İsfahan, İran'ın kilit noktalarından biri olup, zaman içinde dünyanın en büyük şehirlerinden biri olarak kabul edilmiştir. Özellikle 16. yüzyılda Safevi İmparatorluğu döneminde tekrar başkentlik yapmış ve bu dönemde büyük bir gelişim göstermiştir. Günümüzde bile, geçmiş ihtişamını koruyan bu şehir, İslami mimarinin güzel örneklerini barındıran bulvarları, köprüleri, sarayları, camileri ve minareleriyle ünlüdür.
Tarihçesi
İsfahan, kökleri Yontma Taş Devri'ne kadar uzanan bir şehirdir. İranlı Medler'in yerleşmesiyle, Aspandana olarak adlandırılan İsfahan, Med İmparatorluğu'nun önde gelen şehirlerinden biri haline geldi. Şehir, Müslümanlar'ın eline M.S. 642'de geçti. Selçuklu Hanedanı'nın kurucusu Tuğrul Bey, 11. yüzyılın ortalarında İsfahan'ı başkent ilan etti.
Onun torunu Melikşah döneminde şehir, hızla gelişip zenginleşti ve ünlü Cuma Camii'nin inşasına bu dönemde başlandı. Ancak, Selçuklu Hanedanı'nın çöküşüyle birlikte İsfahan gerilemeye başladı. 13. yüzyılda Moğollar tarafından istila edildi ve 1387'de Timur tarafından yağmalandı, büyük bir yıkıma uğradı ve birçok insan hayatını kaybetti. Coğrafi konumu nedeniyle, İsfahan özellikle Safevi Hanedanı döneminde tekrar canlanmaya başladı.

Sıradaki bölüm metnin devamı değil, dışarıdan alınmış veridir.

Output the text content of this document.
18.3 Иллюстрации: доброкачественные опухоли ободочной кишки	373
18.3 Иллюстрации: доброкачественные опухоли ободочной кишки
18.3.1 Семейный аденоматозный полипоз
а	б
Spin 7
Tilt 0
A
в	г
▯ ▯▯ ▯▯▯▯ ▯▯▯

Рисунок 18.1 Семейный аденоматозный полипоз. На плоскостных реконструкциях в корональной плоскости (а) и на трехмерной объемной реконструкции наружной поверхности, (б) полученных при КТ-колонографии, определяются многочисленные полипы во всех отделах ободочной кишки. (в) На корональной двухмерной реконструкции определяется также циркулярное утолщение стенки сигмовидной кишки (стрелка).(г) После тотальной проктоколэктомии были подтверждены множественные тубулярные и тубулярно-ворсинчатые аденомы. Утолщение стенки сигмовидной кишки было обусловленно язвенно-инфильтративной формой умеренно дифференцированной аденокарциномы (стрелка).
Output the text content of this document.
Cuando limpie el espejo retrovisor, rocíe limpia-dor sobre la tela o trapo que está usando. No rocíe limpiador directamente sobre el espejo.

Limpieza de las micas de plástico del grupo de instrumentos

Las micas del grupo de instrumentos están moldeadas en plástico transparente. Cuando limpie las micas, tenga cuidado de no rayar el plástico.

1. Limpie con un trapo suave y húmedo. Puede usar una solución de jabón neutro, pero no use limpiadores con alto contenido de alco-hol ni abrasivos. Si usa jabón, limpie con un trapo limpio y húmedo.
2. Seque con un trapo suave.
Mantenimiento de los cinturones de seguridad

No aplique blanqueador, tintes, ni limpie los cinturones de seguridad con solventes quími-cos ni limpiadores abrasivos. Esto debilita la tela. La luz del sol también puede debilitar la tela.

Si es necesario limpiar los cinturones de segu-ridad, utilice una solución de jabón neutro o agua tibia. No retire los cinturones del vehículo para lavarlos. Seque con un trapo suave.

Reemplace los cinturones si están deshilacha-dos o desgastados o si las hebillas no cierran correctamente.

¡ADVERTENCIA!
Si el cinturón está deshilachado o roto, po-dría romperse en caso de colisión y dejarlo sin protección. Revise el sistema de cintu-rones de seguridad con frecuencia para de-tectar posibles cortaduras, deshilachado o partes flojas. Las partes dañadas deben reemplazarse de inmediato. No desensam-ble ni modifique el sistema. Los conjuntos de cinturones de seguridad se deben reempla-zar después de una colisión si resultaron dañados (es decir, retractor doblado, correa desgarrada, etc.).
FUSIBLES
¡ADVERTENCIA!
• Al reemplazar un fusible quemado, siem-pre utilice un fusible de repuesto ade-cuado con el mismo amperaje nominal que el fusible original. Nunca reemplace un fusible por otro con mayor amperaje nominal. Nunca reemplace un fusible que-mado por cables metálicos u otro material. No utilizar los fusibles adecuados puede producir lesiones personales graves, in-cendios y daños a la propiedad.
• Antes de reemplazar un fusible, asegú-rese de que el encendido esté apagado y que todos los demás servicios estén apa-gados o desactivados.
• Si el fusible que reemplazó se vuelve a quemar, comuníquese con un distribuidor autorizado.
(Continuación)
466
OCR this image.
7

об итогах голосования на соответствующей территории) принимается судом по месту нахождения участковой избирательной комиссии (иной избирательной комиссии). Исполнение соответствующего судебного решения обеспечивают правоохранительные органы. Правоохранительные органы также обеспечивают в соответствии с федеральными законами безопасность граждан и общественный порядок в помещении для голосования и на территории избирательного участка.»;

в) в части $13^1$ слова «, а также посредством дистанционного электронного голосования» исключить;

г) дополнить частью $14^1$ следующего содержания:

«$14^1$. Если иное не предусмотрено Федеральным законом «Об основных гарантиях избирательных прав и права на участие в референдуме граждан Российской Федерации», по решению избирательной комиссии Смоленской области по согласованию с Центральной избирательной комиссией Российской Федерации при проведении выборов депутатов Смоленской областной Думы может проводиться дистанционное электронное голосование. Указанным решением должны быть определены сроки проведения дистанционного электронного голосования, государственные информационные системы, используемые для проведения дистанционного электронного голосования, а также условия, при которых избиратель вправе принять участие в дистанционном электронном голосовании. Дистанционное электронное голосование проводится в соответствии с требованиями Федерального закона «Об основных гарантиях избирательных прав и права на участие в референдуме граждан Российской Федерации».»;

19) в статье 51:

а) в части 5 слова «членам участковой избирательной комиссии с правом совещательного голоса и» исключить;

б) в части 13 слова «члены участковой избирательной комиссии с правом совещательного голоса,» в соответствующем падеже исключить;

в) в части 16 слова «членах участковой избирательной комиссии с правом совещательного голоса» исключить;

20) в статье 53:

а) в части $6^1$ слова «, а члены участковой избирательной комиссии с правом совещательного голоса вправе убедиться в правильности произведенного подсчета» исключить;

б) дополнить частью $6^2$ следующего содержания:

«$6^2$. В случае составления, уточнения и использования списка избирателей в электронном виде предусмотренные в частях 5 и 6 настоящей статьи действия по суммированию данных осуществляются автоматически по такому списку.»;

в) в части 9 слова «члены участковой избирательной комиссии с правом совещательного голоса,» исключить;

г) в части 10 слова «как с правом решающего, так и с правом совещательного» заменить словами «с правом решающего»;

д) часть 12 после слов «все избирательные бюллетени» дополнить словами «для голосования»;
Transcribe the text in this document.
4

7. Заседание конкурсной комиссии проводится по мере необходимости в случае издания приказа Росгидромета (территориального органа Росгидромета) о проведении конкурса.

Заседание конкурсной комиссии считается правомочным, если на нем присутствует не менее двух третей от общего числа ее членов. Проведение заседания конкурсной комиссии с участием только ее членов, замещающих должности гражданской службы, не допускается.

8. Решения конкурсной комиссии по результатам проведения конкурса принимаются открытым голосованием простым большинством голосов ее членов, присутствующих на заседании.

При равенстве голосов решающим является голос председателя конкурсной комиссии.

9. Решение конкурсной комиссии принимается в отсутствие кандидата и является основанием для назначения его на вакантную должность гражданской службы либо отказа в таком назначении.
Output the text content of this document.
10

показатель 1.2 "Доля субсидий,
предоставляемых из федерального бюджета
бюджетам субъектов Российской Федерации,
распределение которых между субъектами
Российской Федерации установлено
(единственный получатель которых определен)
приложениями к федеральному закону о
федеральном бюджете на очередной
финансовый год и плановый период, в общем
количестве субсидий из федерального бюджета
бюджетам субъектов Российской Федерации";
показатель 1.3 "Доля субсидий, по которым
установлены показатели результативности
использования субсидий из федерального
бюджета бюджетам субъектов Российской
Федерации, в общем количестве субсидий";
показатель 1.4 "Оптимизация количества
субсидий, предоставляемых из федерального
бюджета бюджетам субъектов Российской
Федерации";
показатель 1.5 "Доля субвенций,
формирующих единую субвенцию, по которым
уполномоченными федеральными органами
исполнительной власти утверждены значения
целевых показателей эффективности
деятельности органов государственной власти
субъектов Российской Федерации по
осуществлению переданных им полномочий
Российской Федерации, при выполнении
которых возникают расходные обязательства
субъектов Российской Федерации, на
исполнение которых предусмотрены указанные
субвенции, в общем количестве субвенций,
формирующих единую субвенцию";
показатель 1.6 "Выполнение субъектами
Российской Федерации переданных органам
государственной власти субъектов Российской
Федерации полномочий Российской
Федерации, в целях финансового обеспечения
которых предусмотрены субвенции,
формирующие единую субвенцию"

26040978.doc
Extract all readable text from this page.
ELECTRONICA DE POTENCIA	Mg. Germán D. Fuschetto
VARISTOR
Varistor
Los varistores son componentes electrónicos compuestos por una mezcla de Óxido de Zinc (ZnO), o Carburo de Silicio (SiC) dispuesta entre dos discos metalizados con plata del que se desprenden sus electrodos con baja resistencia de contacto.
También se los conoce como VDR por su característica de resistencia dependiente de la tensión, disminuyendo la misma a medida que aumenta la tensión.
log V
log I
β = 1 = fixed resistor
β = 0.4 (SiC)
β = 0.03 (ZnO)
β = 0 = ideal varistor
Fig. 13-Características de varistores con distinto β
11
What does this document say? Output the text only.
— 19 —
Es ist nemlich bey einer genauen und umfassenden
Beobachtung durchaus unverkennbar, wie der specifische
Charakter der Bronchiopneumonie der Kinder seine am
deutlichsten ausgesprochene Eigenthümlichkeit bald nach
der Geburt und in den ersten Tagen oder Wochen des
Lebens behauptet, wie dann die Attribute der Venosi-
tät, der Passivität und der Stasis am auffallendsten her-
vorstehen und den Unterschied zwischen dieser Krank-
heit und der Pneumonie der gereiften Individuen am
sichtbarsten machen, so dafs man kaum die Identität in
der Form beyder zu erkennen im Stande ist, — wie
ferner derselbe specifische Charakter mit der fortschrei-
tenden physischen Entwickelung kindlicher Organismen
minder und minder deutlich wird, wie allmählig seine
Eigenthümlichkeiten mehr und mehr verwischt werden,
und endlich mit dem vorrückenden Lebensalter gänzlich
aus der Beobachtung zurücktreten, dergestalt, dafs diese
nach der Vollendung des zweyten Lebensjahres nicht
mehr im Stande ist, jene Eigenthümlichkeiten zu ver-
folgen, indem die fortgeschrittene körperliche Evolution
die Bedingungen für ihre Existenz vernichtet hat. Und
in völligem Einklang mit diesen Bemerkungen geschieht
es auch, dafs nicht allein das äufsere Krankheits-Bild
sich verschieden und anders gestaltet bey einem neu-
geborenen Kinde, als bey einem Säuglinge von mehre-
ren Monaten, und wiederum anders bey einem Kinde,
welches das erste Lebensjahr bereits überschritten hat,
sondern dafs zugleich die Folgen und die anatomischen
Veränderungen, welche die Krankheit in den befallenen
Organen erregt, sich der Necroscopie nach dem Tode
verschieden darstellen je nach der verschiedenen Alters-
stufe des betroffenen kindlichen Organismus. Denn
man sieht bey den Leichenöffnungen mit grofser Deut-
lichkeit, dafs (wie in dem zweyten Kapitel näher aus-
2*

Şah I. Abbas, İsfahan'ı başkent yaparak 17. yüzyılın en büyük ve en güzel şehirlerinden biri haline getirdi. O dönemde birçok park, kütüphane ve cami inşa edildi. Ancak, 1722'de Gılzailer'in uzun bir kuşatma sonrasında şehri ele geçirmesiyle, İsfahan uzun yıllar harabe halinde kaldı ve nüfusu ciddi şekilde azaldı. Rıza Şah Pehlevi döneminde (1925-1941), kent yeniden imar edilmeye başlandı ve bir sanayi bölgesi oluşturuldu. Tarihi yapıların birçoğu restore edildi. Bugün bile, ülkenin diğer bölgelerine kıyasla İsfahan, temizlik ve düzen açısından önemli bir kent konumundadır.